Bernardo Tavares bersama Jefferson Silva di laga Persebaya melawan Penang FC. (Persebaya)

Persebaya menutup rangkaian pramusim dengan hasil positif. Namun, kemenangan atas Penang FC tidak membuat Bernardo Tavares menutup mata terhadap sejumlah pekerjaan rumah yang masih harus diselesaikan Green Force.

Persebaya menundukkan Penang FC dengan skor 1-0 dalam International Friendly Game di Stadion Gelora Bung Tomo, Sabtu (15/8) malam WIB. Gol kemenangan Bajol Ijo lahir melalui aksi spektakuler Walber Mota yang melepaskan tendangan salto pada menit ke-79.

Selepas pertandingan, Coach Tavares memberikan apresiasi terhadap perjuangan anak asuhnya. Meski begitu, pelatih asal Portugal tersebut menilai permainan Persebaya masih membutuhkan konsistensi, terutama ketika menghadapi situasi transisi.

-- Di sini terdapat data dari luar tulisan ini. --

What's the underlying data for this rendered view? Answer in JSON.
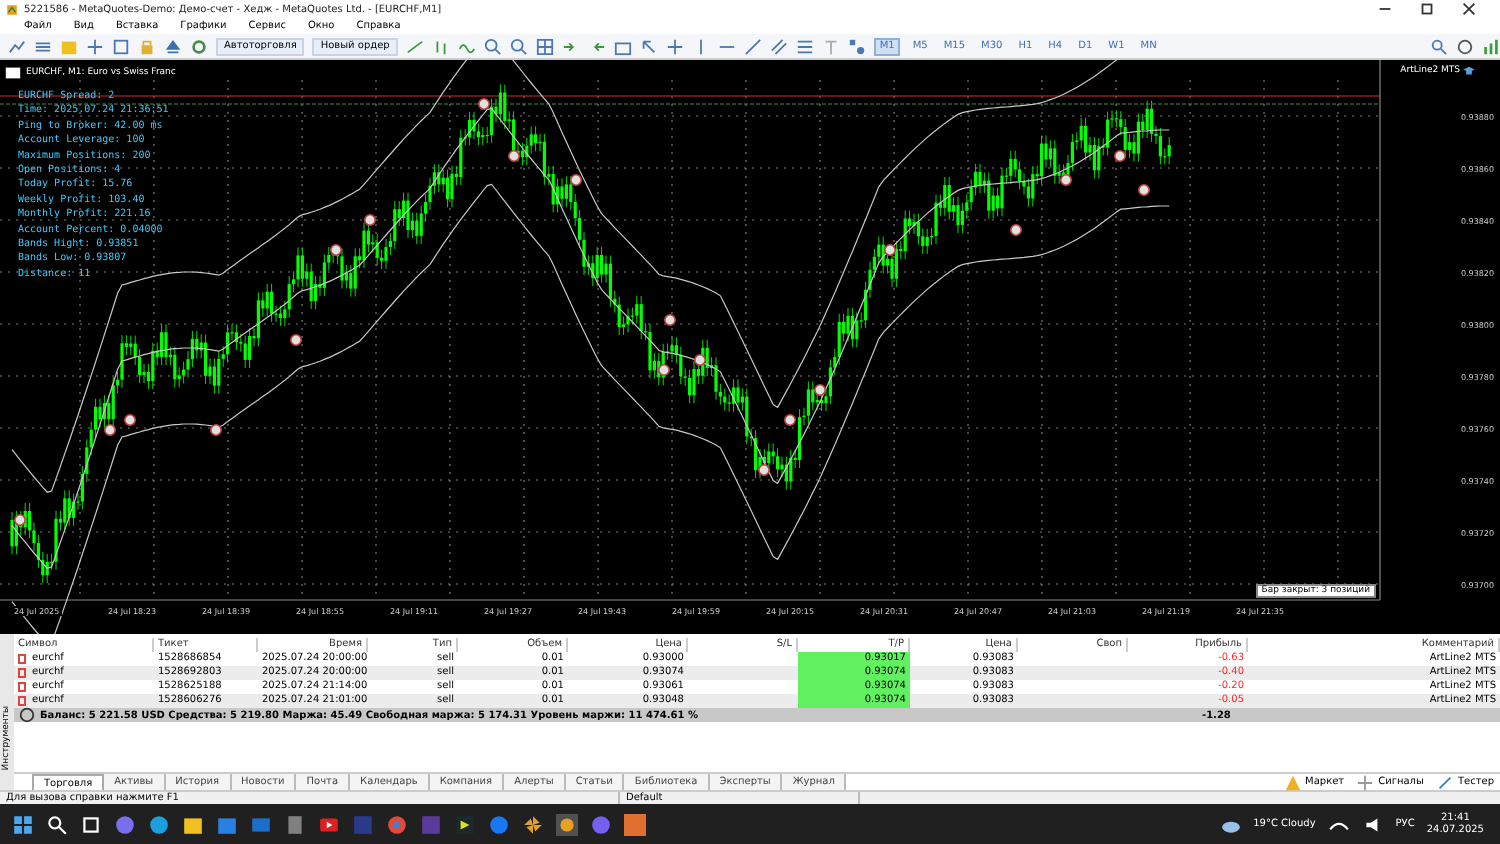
{
  "window": {
    "title": "5221586 - MetaQuotes-Demo: Демо-счет - Хедж - MetaQuotes Ltd. - [EURCHF,M1]"
  },
  "menu": [
    "Файл",
    "Вид",
    "Вставка",
    "Графики",
    "Сервис",
    "Окно",
    "Справка"
  ],
  "toolbar": {
    "buttons": [
      "Автоторговля",
      "Новый ордер"
    ],
    "timeframes": [
      {
        "label": "M1",
        "selected": true
      },
      {
        "label": "M5",
        "selected": false
      },
      {
        "label": "M15",
        "selected": false
      },
      {
        "label": "M30",
        "selected": false
      },
      {
        "label": "H1",
        "selected": false
      },
      {
        "label": "H4",
        "selected": false
      },
      {
        "label": "D1",
        "selected": false
      },
      {
        "label": "W1",
        "selected": false
      },
      {
        "label": "MN",
        "selected": false
      }
    ]
  },
  "chart": {
    "title": "EURCHF, M1:  Euro vs Swiss Franc",
    "expert": "ArtLine2 MTS",
    "status": "Бар закрыт: 3 позиций",
    "info": [
      "EURCHF Spread: 2",
      "Time: 2025.07.24 21:36:51",
      "Ping to Broker: 42.00 ms",
      "Account Leverage: 100",
      "Maximum Positions: 200",
      "Open Positions: 4",
      "Today Profit: 15.76",
      "Weekly Profit: 103.40",
      "Monthly Profit: 221.16",
      "Account Percent:  0.04000",
      "Bands Hight: 0.93851",
      "Bands Low: 0.93807",
      "Distance: 11"
    ],
    "price_labels": [
      "0.93880",
      "0.93860",
      "0.93840",
      "0.93820",
      "0.93800",
      "0.93780",
      "0.93760",
      "0.93740",
      "0.93720",
      "0.93700"
    ],
    "time_labels": [
      "24 Jul 2025",
      "24 Jul 18:23",
      "24 Jul 18:39",
      "24 Jul 18:55",
      "24 Jul 19:11",
      "24 Jul 19:27",
      "24 Jul 19:43",
      "24 Jul 19:59",
      "24 Jul 20:15",
      "24 Jul 20:31",
      "24 Jul 20:47",
      "24 Jul 21:03",
      "24 Jul 21:19",
      "24 Jul 21:35"
    ]
  },
  "table": {
    "columns": [
      "Символ",
      "Тикет",
      "Время",
      "Тип",
      "Объем",
      "Цена",
      "S/L",
      "T/P",
      "Цена",
      "Своп",
      "Прибыль",
      "Комментарий"
    ],
    "rows": [
      {
        "cells": [
          "eurchf",
          "1528686854",
          "2025.07.24 20:00:00",
          "sell",
          "0.01",
          "0.93000",
          "",
          "0.93017",
          "0.93083",
          "",
          "-0.63",
          "ArtLine2 MTS"
        ]
      },
      {
        "cells": [
          "eurchf",
          "1528692803",
          "2025.07.24 20:00:00",
          "sell",
          "0.01",
          "0.93074",
          "",
          "0.93074",
          "0.93083",
          "",
          "-0.40",
          "ArtLine2 MTS"
        ]
      },
      {
        "cells": [
          "eurchf",
          "1528625188",
          "2025.07.24 21:14:00",
          "sell",
          "0.01",
          "0.93061",
          "",
          "0.93074",
          "0.93083",
          "",
          "-0.20",
          "ArtLine2 MTS"
        ]
      },
      {
        "cells": [
          "eurchf",
          "1528606276",
          "2025.07.24 21:01:00",
          "sell",
          "0.01",
          "0.93048",
          "",
          "0.93074",
          "0.93083",
          "",
          "-0.05",
          "ArtLine2 MTS"
        ]
      }
    ],
    "summary": "Баланс: 5 221.58 USD  Средства: 5 219.80  Маржа: 45.49  Свободная маржа: 5 174.31  Уровень маржи: 11 474.61 %",
    "summary_total": "-1.28"
  },
  "side_label": "Инструменты",
  "tabs": [
    {
      "label": "Торговля",
      "selected": true
    },
    {
      "label": "Активы",
      "selected": false
    },
    {
      "label": "История",
      "selected": false
    },
    {
      "label": "Новости",
      "selected": false
    },
    {
      "label": "Почта",
      "selected": false
    },
    {
      "label": "Календарь",
      "selected": false
    },
    {
      "label": "Компания",
      "selected": false
    },
    {
      "label": "Алерты",
      "selected": false
    },
    {
      "label": "Статьи",
      "selected": false
    },
    {
      "label": "Библиотека",
      "selected": false
    },
    {
      "label": "Эксперты",
      "selected": false
    },
    {
      "label": "Журнал",
      "selected": false
    }
  ],
  "right_tabs": [
    "Маркет",
    "Сигналы",
    "Тестер"
  ],
  "status_bar": [
    "Для вызова справки нажмите F1",
    "Default"
  ],
  "taskbar": {
    "weather": "19°C  Cloudy",
    "language": "РУС",
    "time": "21:41",
    "date": "24.07.2025"
  }
}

"Dalam beberapa momen kami menunjukkan hal-hal yang bagus, tetapi kami harus lebih konsisten. Kami tidak boleh kehilangan fokus, terutama dalam menjaga keseimbangan pertahanan saat transisi," ucap Coach Tavares dalam sesi konferensi pers.

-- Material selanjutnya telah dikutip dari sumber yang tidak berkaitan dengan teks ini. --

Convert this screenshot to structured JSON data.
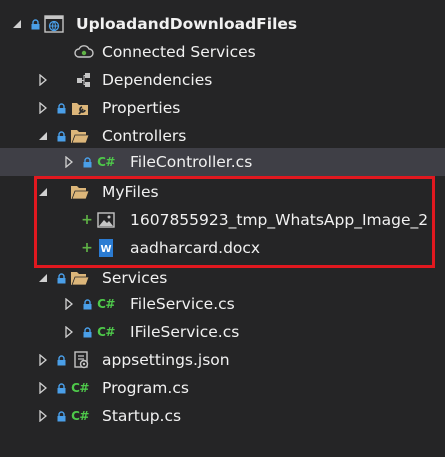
{
  "tree": {
    "project": "UploadandDownloadFiles",
    "connected_services": "Connected Services",
    "dependencies": "Dependencies",
    "properties": "Properties",
    "controllers": "Controllers",
    "file_controller": "FileController.cs",
    "myfiles": "MyFiles",
    "image_file": "1607855923_tmp_WhatsApp_Image_2",
    "docx_file": "aadharcard.docx",
    "services": "Services",
    "file_service": "FileService.cs",
    "ifile_service": "IFileService.cs",
    "appsettings": "appsettings.json",
    "program": "Program.cs",
    "startup": "Startup.cs"
  },
  "icons": {
    "cs_glyph": "C#",
    "word_glyph": "W"
  },
  "colors": {
    "background": "#252526",
    "selected_row": "#3f3f46",
    "folder": "#dcb67a",
    "csharp": "#4ec94a",
    "added": "#5fb346",
    "highlight": "#e1181f",
    "word": "#2b7cd3"
  }
}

Menurutnya, Penang FC mampu memberikan beberapa ancaman yang harus menjadi perhatian. Beberapa kali lini pertahanan Persebaya dipaksa bekerja keras untuk mengantisipasi serangan lawan.

"Lawan masih bisa mendapatkan dua atau tiga peluang yang berpotensi menjadi gol. Kalau itu terjadi di pertandingan Super League, tentu situasinya bisa berbeda. Karena itu, kami harus lebih baik," tuturnya.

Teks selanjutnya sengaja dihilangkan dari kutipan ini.